Figure: Sequence diagram of concurrent read/write operations using the 2PC protocol in Project 4. "Project 3" blocks in the diagram refer to the activities when clients write to a single-node key-value server, where the coordinator is the client to individual key-value servers. GET request from Client 1 is hitting the cache in the above diagram; if it had not, the GET request would have been forwarded to each of the SlaveServers until it is found. The Coordinator (TPCMaster) expects each individual key-value server to respond back with an ACK at the end of the 2nd phase; if it doesn't receive an ACK from a slave server, it will keep retrying. To handle failures during the 2nd phase (i.e., to send back the ACK properly), slave servers must log the received global decision before they have sent back the ACK. Note that the slaves don't send back a missing ACK before receiving the global decision from the master again.

Extended KVMessage format (TPCMessage piggybacked on KVMessage) for the Coordinator and SlaveServer communication

2PC Put Value Request:
<?xml version="1.0" encoding="UTF-8"?>
<KVMessage type="putreq">
<Key>key</Key>
<Value>value</Value>
<TPCOpId>2PC Operation ID</TPCOpId>
</KVMessage>
2PC Delete Value Request:
<?xml version="1.0" encoding="UTF-8"?>
<KVMessage type="delreq">
<Key>key</Key>
<TPCOpId>2PC Operation ID</TPCOpId>
</KVMessage>
2PC Ready:
<?xml version="1.0" encoding="UTF-8"?>
<KVMessage type="ready">
<TPCOpId>2PC Operation ID</TPCOpId>
</KVMessage>
2PC Abort:
<?xml version="1.0" encoding="UTF-8"?>
<KVMessage type="abort">
<Message>Error Message</Message>
<TPCOpId>2PC Operation ID</TPCOpId>
</KVMessage>
2PC Decisions:
<?xml version="1.0" encoding="UTF-8"?>
<KVMessage type="commit/abort">
<TPCOpId>2PC Operation ID</TPCOpId>
</KVMessage>
2PC Acknowledgement:
<?xml version="1.0" encoding="UTF-8"?>
<KVMessage type="ack">
<TPCOpId>2PC Operation ID</TPCOpId>
</KVMessage>

Registration Messages

Register:
<?xml version="1.0" encoding="UTF-8"?>
<KVMessage type="register">
<Message>SlaveServerID@HostName:Port</Message>
</KVMessage>
Registration ACK:
<?xml version="1.0" encoding="UTF-8"?>
<KVMessage type="resp">
<Message>Successfully registered SlaveServerID@HostName:Port</Message>
</KVMessage>

KVMessage with Multiple Error Messages

Multiple error messages in case of an abort should be placed in the same Message field of a "resp" message prefixed by "@SlaveServerID:=" and separated by the newline character ('\n').

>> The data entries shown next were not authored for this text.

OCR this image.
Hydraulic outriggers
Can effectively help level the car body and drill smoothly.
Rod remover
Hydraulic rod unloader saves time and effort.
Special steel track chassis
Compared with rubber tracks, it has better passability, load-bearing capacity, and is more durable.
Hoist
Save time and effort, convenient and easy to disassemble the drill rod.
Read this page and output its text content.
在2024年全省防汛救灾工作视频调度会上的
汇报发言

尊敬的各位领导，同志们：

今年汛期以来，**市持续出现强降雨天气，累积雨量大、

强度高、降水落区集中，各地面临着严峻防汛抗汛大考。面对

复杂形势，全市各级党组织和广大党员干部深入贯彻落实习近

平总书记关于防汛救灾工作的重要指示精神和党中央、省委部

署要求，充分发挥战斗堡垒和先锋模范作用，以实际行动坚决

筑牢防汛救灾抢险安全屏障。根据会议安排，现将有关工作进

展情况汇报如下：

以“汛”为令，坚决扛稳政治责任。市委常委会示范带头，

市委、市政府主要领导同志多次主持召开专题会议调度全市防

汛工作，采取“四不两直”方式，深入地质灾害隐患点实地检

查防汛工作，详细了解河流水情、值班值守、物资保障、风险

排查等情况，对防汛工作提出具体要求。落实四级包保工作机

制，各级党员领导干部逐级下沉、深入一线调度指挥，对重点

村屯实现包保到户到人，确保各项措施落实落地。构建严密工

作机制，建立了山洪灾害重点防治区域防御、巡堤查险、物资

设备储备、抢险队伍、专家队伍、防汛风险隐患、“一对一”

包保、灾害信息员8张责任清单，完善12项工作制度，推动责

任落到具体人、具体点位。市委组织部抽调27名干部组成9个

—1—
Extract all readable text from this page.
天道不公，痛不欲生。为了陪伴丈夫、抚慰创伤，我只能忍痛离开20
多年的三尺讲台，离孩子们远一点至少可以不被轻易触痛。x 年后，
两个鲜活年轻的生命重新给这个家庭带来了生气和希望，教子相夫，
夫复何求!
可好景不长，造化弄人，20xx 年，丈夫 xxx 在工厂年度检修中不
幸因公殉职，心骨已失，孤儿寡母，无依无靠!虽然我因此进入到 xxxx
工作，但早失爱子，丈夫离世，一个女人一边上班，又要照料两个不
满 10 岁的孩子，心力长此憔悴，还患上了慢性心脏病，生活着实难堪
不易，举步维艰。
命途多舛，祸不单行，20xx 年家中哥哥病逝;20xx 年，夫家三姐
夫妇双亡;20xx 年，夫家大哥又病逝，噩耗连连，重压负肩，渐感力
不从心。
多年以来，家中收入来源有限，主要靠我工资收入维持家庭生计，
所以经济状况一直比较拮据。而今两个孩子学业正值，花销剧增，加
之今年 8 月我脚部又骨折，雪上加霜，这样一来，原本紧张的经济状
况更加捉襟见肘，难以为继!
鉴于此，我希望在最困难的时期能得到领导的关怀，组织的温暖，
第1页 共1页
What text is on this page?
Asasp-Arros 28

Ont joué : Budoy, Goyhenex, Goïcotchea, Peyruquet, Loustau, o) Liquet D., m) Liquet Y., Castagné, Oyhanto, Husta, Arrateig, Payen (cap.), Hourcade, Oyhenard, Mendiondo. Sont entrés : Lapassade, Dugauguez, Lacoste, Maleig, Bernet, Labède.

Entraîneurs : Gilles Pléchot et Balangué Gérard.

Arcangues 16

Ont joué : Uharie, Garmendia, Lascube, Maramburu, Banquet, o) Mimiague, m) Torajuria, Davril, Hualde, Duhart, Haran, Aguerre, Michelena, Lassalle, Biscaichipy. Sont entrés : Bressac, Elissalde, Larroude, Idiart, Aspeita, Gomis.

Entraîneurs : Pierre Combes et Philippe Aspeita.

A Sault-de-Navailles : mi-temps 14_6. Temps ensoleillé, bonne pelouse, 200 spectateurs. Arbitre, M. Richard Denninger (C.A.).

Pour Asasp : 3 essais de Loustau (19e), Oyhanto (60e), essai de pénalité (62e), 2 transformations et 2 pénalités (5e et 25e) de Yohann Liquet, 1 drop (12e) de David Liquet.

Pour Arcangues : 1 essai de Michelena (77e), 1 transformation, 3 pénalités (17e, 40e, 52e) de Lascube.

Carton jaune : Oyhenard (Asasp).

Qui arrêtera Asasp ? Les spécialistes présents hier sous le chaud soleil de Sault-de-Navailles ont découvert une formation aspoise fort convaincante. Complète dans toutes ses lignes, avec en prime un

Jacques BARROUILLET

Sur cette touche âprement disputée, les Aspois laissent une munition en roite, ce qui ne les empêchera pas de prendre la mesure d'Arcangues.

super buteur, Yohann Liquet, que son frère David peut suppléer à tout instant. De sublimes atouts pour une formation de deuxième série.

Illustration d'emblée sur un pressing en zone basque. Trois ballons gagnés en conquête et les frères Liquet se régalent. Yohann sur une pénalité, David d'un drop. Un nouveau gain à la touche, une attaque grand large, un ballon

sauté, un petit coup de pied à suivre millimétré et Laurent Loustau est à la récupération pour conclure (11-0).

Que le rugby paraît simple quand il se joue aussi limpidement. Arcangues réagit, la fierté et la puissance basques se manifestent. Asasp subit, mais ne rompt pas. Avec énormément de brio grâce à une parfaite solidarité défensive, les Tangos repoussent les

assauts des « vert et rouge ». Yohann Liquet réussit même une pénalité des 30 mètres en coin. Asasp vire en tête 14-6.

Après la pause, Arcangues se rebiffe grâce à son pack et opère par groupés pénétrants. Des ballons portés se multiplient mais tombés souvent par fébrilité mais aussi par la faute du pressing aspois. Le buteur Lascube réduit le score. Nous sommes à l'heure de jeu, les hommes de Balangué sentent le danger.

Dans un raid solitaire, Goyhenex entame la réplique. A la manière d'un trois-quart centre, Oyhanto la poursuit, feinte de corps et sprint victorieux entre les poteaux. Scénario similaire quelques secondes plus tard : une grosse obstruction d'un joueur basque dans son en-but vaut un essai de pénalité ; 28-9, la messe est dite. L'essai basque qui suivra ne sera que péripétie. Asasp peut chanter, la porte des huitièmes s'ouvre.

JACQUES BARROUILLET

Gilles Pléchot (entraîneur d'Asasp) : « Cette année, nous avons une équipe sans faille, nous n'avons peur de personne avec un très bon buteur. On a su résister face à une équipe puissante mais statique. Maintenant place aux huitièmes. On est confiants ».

Example:
<?xml version="1.0" encoding="UTF-8"?>
<KVMessage type="resp">
<Message>@SlaveServerID1:=ErrorMessage1\n@SlaveServerID2:=ErrorMessage2</Message>
</KVMessage>

The `ignoreNext` Message

Testing distributed systems is hard, more so in presence of failures. To make it slightly easier, we are introducing the ignoreNext message that will be issued directly to the slave server by the autograder. Upon reception of this message, the slave server will ignore the next 2PC operation (either a PUT or a DEL) and respond back with a failure message during the first phase of 2PC. This will cause the 2PC operation to fail and the failure code path will be triggered. You need not implement the ignoreNext message forwarding logic in the TPCMaster (we will not send the message to the TPCMaster). The ignoreNext will be sent to the appropriate slave servers directly by our testing code. You do not need to maintain ignoreNext status on reboots. If a slave server receives an ignoreNext message, then restarts before the next TPC operation, the next TPC operation can be processed instead of ignored.

ignoreNext KVMessage/TPCMessage:
<?xml version="1.0" encoding="UTF-8"?>
<KVMessage type="ignoreNext"/>
ignoreNext ACK:
<?xml version="1.0" encoding="UTF-8"?>
<KVMessage type="resp">
<Message>Success</Message>
</KVMessage>

Error messages in Addition to Project 3

"Registration Error: Received unparseable slave information" -- Registration information was not in "slaveID@hostName:port" format.
"IgnoreNext Error: SlaveServer SlaveServerID has ignored this 2PC request during the first phase" -- Error message from the first phase corresponding to an ignoreNext message

Concepts You are Expected to Learn

Two-Phase Commit
Logging and Recovery using Logs
Consistent Hashing
Failure Detection using Timeouts